A real oddity, this. Published posthumously in 1888, it follows the well-known fantasy trope made abundantly clear in the title, blending The Lost World with Gulliver's Travels. The manuscript author gets lost in Antarctica and penetrates through to a semi-tropical land where dinosaurs co-exist with the Kosekin people who are incredibly kind and welcoming but who regard death as the best thing in life.
As an adventure yarn, there's not enough adventure. There are nowhere near enough dinosaurs and those we do get - pterosaurs excepted - are simply not described well enough to be properly threatening. So once we get established in the new world we have nothing to detain us but the unusual habits of the Kosekin and a rather tedious, formulaic romance.
The publishers (or re-publishers in this case) try to make the case for it being a satire of mid-Victorian mores, but it's not. It's the oldest trope of all in satire, the world turned upside down. Aristophanes did it better more than two thousand years earlier. Again, once the premise is established - we love death/you love life, divorce is the best thing about marriage etc. - we have nowhere else to go.
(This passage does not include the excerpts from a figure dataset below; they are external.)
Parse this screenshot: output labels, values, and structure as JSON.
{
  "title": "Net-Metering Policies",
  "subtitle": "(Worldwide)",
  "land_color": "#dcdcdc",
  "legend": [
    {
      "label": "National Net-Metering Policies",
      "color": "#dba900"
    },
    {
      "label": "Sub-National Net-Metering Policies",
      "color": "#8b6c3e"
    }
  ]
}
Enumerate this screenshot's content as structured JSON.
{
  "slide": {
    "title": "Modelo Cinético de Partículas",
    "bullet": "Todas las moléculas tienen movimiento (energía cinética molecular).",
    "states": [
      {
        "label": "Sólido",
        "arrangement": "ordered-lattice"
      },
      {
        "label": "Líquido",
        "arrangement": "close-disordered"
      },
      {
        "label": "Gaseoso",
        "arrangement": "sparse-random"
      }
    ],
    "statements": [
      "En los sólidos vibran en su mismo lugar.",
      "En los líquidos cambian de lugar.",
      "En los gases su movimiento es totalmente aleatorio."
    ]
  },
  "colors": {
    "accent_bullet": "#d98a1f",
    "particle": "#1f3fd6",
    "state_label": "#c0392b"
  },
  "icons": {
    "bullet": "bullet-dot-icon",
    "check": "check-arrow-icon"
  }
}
For me, the part I really enjoyed was the framing device, usually the part we skip in these things (I particularly remember the tedium of the device in William Hope Hudgson's otherwise thrilling From the Tideless Sea). Here we have an inbred toff on his yacht with a doctor, a writer of fiction and a linguist. The chinless wonder is genuinely amusing, the writer dismisses the manuscript as a fake, and the two scholars get deep into debate of what and where the things described might be. I can't help thinking these are the bits the academic De Mille enjoyed most too. The very best, the last - we have to go back to the yacht, it's a requirement of the form, but instead of a wearisome epilogue, De Mille simply gives us:
Here Featherstone stopped, yawned and laid down the manuscript.
"That's enough for today," said he. "I'm tired and can't read any more. It's time for supper."